Understanding the rules of life

Bioscience for an integrated understanding of health

Category: Standard Studentships

Development of a method for the inference of protein function and application to Mycobacterium tuberculosis

Project No.2263

Primary Supervisor

Prof Mark Wass- University of Kent

Co-Supervisor(s)

Prof Martin Michaelis- University of Kent

Dr Simon Waddell – University of Southampton

Summary

With the genomes of many species now sequenced there are millions of genes and their protein products present in databases.

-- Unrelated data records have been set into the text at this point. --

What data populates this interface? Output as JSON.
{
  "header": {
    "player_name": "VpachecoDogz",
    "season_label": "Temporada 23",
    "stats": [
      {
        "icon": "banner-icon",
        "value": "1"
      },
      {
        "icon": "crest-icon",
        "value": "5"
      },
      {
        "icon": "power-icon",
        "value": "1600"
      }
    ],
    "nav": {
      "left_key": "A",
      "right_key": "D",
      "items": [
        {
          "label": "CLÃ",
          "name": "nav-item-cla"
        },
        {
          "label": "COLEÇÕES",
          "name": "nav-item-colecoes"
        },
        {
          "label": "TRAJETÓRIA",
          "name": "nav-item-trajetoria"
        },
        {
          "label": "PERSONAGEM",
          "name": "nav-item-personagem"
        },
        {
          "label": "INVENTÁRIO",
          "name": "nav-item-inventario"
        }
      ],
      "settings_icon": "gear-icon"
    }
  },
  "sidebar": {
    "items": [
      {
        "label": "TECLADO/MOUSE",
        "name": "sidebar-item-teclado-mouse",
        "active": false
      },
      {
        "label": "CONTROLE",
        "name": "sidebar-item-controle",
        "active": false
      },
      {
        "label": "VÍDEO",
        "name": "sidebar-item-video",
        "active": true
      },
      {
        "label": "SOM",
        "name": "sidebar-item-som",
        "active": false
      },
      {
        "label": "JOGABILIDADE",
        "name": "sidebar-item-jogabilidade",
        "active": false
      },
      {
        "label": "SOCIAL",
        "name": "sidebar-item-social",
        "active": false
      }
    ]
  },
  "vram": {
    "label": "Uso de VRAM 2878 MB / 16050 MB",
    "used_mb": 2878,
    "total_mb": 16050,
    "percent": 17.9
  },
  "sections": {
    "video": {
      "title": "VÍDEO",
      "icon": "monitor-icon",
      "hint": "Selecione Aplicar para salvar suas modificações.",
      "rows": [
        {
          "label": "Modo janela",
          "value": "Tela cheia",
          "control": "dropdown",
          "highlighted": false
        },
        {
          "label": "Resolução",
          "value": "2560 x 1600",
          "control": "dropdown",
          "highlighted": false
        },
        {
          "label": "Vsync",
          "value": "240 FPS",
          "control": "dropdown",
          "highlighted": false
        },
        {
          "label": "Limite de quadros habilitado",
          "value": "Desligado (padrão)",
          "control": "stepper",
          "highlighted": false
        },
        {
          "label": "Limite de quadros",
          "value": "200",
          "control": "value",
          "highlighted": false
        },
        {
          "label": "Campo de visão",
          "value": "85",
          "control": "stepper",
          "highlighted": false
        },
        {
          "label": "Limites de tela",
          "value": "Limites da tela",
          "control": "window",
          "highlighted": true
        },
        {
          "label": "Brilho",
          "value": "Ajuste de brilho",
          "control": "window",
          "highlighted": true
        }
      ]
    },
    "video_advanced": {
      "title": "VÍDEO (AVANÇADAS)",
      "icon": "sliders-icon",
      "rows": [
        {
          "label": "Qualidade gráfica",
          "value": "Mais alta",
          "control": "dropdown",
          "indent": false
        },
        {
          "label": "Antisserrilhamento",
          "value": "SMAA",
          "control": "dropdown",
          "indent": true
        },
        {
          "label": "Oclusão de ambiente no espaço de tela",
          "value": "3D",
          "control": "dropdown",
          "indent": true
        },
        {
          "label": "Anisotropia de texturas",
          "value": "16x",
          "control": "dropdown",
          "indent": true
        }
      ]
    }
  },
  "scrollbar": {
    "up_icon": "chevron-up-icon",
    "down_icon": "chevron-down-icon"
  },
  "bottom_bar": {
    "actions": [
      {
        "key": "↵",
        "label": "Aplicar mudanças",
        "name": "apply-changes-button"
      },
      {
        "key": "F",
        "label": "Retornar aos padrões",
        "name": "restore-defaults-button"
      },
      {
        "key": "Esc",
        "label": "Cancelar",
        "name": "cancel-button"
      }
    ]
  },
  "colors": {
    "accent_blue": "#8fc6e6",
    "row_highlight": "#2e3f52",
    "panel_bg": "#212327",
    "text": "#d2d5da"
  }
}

For example, UniProt, the international database of proteins, contains more than 200 million proteins and this number continues to increase rapidly. However, we do not know the function of the vast majority of proteins, with less than 1% of the proteins in UniProt having an experimentally verified function. This gap in knowledge has driven the development of computational methods and this will form the initial focus of this project. We have recently

developed a new approach that combines many different bioinformatics methods to infer protein functions and we have applied it successfully to the minimal bacterial genome. That method relied on manual combination of data to make predictions, so in this project we will fully automate this approach using the latest machine and deep learning methods. This will enable us to apply this approach on a large scale to the many millions of functionally uncharacterised proteins. We will apply the resulting method towards the discovery of new drugs for the major human bacterial pathogen Mycobacterium tuberculosis (M.tb). Tuberculosis kills 10 million people every year, and despite gains in TB control in recent years, this number is set to increase due to the impact of COVID on worldwide health systems. Treatment for tuberculosis requires 4 drugs for 6 months; novel drug discovery efforts to reduce the length of therapy and counter drug resistance are hampered by a lack of druggable pathways to target. The M.tb genome contains ~4,200 genes, a third of which have no predicted function. We will combine our functional prediction tools with RNAseq datasets derived from M.tb in the murine lung to reveal new insight into host-pathogen in vivo interactions and to discover new pathways for drug discovery.